The Indian Space Research Organization last year short listed a gravity-mapping
nanosatellite for inclusion on its Chandrayaan-1
lunar orbiter mission.
Andy
Phipps, a senior engineer at the British small satellite company Surrey
Satellite Technology Ltd., said his team recently completed a so-called
technology reference study funded by the European Space Agency to identify the
technologies and design philosophy needed for the proposed Venus mission.
Phipps said
his team spent 18 months and several hundred-thousand Euros developing a
mission concept featuring two orbiters packed with miniaturized instruments and
a tiny aerobot that would be
dropped into Venus’ corrosive atmosphere.

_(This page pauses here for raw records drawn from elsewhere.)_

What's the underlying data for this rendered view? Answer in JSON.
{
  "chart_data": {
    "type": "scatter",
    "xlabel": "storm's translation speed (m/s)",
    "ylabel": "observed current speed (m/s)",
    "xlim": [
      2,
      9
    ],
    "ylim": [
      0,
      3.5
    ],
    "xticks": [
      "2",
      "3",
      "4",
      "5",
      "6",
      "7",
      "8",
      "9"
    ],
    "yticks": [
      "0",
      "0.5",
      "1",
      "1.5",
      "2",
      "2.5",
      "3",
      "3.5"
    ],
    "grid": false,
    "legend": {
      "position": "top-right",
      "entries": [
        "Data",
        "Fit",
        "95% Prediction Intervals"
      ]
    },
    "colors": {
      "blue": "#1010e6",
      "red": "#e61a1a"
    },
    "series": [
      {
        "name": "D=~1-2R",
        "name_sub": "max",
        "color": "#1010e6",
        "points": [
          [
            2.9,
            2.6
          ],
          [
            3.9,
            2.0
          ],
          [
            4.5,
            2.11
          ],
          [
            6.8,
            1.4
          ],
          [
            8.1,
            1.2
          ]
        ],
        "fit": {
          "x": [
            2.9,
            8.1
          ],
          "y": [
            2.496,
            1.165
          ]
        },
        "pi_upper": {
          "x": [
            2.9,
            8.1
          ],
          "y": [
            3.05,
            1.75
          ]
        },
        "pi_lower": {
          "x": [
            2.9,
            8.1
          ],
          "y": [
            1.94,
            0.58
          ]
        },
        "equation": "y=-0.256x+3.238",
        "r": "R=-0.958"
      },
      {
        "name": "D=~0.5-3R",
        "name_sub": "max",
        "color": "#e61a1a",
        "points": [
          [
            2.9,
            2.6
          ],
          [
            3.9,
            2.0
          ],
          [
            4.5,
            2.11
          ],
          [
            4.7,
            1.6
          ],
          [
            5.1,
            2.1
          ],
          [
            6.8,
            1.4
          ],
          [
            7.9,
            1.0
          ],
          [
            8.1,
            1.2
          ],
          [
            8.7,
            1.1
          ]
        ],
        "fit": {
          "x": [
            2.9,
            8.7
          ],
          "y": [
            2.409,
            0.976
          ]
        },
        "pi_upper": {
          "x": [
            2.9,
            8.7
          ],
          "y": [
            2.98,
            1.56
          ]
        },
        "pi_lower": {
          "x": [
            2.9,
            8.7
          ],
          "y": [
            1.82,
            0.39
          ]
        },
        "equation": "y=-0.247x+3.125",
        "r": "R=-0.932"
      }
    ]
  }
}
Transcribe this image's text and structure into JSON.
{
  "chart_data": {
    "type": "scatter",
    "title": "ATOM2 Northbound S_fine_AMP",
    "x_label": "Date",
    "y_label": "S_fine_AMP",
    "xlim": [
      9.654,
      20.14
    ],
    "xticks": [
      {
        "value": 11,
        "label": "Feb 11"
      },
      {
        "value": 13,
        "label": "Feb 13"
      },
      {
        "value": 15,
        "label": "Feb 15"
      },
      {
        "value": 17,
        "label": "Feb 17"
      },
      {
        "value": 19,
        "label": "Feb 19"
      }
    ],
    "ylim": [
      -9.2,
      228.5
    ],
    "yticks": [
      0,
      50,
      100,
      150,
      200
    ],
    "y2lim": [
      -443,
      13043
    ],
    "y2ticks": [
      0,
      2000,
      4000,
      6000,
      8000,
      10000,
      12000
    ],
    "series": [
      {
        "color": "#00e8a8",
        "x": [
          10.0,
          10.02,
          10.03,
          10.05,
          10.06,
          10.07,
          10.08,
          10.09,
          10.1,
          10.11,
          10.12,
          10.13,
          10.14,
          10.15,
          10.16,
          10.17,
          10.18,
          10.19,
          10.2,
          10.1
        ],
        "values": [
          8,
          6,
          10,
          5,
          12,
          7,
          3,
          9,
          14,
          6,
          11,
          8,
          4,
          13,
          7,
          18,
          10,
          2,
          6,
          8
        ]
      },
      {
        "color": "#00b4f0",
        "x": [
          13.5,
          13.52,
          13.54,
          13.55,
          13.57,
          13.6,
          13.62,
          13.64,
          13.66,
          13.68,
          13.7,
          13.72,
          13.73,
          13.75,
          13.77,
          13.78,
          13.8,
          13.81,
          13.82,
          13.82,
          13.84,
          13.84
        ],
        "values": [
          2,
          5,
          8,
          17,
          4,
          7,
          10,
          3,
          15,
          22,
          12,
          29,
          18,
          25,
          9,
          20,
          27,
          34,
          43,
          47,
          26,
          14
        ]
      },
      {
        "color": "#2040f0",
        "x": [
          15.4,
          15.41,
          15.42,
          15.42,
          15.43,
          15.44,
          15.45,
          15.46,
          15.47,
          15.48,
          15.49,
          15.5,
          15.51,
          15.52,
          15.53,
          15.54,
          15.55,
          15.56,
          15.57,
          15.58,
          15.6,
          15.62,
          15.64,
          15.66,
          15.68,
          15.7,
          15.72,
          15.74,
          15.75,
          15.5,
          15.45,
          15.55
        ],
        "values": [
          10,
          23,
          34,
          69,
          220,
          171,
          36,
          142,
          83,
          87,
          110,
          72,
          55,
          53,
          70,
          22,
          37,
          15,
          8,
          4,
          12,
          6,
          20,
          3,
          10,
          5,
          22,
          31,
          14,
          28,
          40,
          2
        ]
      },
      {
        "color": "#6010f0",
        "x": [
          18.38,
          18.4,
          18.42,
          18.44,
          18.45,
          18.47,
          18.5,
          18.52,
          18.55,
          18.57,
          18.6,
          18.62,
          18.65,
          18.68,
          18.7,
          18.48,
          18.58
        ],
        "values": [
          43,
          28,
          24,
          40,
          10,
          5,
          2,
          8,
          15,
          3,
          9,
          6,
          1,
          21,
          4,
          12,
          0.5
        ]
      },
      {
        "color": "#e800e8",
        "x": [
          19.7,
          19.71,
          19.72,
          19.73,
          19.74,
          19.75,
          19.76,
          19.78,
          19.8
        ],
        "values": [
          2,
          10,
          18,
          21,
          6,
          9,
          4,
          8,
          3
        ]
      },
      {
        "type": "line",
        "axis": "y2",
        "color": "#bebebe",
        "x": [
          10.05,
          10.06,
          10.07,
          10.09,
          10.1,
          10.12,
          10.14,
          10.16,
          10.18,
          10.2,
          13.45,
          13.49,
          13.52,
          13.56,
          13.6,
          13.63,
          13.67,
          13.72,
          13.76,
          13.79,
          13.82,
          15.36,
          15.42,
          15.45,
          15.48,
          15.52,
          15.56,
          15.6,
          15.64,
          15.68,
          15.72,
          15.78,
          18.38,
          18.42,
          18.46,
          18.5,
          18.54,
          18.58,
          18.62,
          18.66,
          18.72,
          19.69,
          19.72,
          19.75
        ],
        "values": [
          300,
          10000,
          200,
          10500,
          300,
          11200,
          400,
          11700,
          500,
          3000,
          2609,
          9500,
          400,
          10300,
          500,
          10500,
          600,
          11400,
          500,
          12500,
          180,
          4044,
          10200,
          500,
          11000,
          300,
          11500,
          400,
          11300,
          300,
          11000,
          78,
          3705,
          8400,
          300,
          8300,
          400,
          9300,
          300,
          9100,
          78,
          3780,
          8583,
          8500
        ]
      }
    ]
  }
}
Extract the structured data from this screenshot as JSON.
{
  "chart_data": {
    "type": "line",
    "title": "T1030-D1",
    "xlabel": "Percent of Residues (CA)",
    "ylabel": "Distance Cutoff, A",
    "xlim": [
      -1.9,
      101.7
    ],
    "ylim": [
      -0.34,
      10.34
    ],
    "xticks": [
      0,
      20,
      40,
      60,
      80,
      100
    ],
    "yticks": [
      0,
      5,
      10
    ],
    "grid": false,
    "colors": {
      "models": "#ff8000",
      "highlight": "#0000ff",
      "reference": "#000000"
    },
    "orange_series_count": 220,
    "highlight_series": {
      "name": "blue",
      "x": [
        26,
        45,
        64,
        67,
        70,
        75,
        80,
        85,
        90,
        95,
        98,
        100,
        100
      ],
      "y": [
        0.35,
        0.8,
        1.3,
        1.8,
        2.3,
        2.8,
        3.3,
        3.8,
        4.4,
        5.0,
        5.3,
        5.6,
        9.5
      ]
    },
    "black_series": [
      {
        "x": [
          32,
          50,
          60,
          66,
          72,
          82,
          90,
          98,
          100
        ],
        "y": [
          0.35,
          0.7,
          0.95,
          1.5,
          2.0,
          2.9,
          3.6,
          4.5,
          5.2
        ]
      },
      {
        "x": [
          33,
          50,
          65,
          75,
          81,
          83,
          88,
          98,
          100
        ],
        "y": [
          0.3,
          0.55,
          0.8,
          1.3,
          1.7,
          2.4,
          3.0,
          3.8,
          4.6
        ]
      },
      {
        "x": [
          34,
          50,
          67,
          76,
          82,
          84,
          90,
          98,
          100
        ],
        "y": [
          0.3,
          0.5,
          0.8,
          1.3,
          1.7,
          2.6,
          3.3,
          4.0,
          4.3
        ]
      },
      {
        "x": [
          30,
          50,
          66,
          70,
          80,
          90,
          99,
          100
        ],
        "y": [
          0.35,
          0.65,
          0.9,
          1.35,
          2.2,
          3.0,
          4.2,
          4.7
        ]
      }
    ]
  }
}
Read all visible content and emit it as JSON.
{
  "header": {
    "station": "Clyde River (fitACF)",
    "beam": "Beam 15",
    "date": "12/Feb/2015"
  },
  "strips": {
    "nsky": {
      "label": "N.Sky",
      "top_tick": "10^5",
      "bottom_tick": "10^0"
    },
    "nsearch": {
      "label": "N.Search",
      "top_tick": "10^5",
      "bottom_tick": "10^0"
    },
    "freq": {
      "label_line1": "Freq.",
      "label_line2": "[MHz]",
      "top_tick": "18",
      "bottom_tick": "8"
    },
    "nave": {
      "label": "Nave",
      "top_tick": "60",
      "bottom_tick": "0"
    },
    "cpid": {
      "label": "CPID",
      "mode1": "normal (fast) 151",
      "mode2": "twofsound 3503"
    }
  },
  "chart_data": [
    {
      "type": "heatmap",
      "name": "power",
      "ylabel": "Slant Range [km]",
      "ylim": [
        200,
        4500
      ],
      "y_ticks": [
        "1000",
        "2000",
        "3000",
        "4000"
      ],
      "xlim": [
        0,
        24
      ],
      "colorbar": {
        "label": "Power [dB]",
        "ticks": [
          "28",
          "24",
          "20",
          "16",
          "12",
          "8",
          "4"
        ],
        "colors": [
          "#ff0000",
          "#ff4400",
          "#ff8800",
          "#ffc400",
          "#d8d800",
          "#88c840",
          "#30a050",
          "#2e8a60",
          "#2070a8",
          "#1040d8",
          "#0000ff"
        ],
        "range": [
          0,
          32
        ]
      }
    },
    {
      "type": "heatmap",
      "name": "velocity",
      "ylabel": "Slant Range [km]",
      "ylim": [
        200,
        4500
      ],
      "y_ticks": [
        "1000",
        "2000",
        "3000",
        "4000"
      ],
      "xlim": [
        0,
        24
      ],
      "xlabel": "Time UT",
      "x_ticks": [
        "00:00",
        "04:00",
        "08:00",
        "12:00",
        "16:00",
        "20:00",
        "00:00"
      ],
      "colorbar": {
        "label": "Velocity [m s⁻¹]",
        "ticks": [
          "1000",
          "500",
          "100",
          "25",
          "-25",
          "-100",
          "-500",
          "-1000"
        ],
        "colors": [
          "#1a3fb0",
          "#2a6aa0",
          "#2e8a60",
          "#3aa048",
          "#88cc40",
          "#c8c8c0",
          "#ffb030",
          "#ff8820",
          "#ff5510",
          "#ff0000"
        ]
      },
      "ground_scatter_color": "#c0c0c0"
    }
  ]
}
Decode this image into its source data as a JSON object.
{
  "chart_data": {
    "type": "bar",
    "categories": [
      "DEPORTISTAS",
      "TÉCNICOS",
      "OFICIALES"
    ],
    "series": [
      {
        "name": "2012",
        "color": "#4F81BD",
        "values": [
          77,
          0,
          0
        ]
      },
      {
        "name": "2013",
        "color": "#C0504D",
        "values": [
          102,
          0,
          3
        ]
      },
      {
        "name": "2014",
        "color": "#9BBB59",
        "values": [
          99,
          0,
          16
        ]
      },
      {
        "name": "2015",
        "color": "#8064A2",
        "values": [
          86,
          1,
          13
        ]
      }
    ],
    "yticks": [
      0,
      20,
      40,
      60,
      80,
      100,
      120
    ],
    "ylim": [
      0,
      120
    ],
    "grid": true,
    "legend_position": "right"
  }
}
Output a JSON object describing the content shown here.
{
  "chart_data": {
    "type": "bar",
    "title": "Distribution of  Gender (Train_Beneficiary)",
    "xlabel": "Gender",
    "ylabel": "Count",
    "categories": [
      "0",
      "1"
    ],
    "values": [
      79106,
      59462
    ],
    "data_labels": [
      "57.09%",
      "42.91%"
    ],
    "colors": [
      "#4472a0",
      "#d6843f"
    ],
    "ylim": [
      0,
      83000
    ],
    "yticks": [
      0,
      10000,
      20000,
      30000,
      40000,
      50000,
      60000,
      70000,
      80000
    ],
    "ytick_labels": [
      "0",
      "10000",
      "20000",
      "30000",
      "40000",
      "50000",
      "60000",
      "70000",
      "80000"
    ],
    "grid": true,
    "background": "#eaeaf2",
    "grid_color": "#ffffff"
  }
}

The aerobot, consisting of an instrument-laden gondola
suspended from a balloon, would add about 90 kilograms of mass to one of the
orbiters, a data relay satellite that would be placed in a highly elliptical
orbit around Venus. The aerobot would be dropped into
Venus’ atmosphere where it would float at an altitude of 55 kilometers,
circumnavigating the planet several times during its projected 15- to 22-day
mission.
The other
orbiter would be packed with miniaturized instruments and would circle the
planet at a lower altitude, imaging the planet and making scientific
measurements.
The
proposed orbiters themselves would be relatively small for interplanetary
spacecraft, weighing several hundred kilograms apiece. NASA’s Mars
Reconnaissance Orbiter, in contrast, will weigh nearly 2,200 kilograms at
launch and require an Atlas 5 rocket to reach orbit.
The two
satellites and the inflatable robotic stowaway would launch on a single
Russian-built Soyuz rocket equipped with an upper stage. The total projectedmission cost, Phipps said, is several hundred-million dollars, or about
one-tenth of what the U.S.
and Europe spent on the Cassini-Huygens
mission to Saturn.
The
proposed Venus Entry Probe mission is only one of a half-dozen mission ideas
the European Space Agency is considering as it looks ahead to the 2015-2025
timeframe to try to understand what technologies it should be investing in now.
Phipps said
the technology needs of the Venus Entry Probe mission are considerable and
include: highly protective cover glass to shield imaging instruments from acid
rain; steerable planar array antennas to increase data
return from the aerobot; higher efficiency solar
cells; low-mass structural components that can withstand the planet’s corrosive
environment; and lightweight thermal protection system for the aerobot’s entry vehicle.